The first Chinese are supposed to have been a nomad tribe in the province of Shensi which lies in the north-west of China, and among them at last appeared a ruler, Fohi, whose name at least has been preserved. His deeds and his person are mythical, but he is credited with having given his country its first regular institutions. One of his successors was Hwangti (which means Heavenly Emperor), who was the first to employ the imperial style of Emperor, the earlier rulers having been content with the inferior title of Wang, or prince. He adopted the convenient decimal division in his administration as well as his coinage. His dominions were divided into ten provinces, each of these into ten departments, these again into ten districts, each of which held ten towns. He regulated the calendar, originating the Chinese cycle of sixty years, and he encouraged commerce. He seems to have been a wise prince and to have been the first of the great Emperors. His grandson, who was also Emperor, continued his good work and earned the reputation of being “the restorer or even founder of true astronomy.”

But the most famous of Hwangti's successors was his great grandson Yao, who is still one of the most revered of all Chinese rulers. He was “diligent, enlightened, polished, and prudent,” and if his words reflected his actions he must have been most solicitous of the welfare of his people. He is specially remarkable for his anxiety to discover the best man to succeed him in the government, and during the last twenty-eight years of his reign he associated the minister Chun with him for that purpose. On his death he left the crown to him, and Chun, after some hesitation, accepted the charge, but he in turn hastened to secure the co-operation of another minister named Yu in the work of administration, just as he had been associated with Yao. The period covered by the rule of this triumvirate is considered one of the most brilliant and perfect in Chinese history, and it bears a resemblance to the age of the Antonines. These rulers seem to have passed their leisure from practical work in framing moral axioms, and in carrying out a model scheme of government based on the purest ethics. They considered that “a prince entrusted with the charge of a State has a heavy task.

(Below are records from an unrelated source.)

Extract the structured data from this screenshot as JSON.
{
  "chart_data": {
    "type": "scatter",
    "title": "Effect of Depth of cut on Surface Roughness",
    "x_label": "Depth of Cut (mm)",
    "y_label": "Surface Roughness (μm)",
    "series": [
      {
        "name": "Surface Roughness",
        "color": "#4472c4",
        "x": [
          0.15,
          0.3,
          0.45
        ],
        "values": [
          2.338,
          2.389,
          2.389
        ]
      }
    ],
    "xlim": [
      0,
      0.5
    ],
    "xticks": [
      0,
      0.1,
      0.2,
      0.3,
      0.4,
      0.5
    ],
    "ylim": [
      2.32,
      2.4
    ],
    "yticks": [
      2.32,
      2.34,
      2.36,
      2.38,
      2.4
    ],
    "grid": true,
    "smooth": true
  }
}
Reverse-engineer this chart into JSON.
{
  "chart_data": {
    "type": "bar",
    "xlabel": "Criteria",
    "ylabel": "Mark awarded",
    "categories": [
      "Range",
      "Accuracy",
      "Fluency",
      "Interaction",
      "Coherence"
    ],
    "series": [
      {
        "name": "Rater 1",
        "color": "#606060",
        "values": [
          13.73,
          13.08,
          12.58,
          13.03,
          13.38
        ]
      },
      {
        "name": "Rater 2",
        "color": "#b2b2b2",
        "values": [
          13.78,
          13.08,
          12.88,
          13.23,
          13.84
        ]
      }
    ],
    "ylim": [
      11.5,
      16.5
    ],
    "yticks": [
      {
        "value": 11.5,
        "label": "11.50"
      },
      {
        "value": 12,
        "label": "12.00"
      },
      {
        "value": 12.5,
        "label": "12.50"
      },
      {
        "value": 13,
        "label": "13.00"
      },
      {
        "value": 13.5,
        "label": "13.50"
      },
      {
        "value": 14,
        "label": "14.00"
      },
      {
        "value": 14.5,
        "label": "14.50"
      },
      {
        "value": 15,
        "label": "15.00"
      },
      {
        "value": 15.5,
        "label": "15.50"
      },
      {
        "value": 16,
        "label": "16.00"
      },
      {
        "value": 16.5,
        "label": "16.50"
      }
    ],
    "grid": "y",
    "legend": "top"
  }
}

The happiness of his subjects absolutely depends upon him. To provide for everything is his duty : his ministers are only put in office to assist him," and also that “a prince who wishes to fulfil his obligations, and to long preserve his people in the ways of peace, ought to watch without ceasing that the laws are observed with exactitude." They were staunch upholders of temperance, and they banished the unlucky discoverer of the fact that an intoxicating drink could be obtained from rice. They also held fast to the theory that all govern. ment must be based on the popular will. In fact the reigns of Yao, Chun, and Yu are the ideal period of Chinese history when all questions were de cided by moral right and justice, and even now Chinese philosophers are said to test their maxims of morality by the degree of agreement they may have with the conduct of those rulers.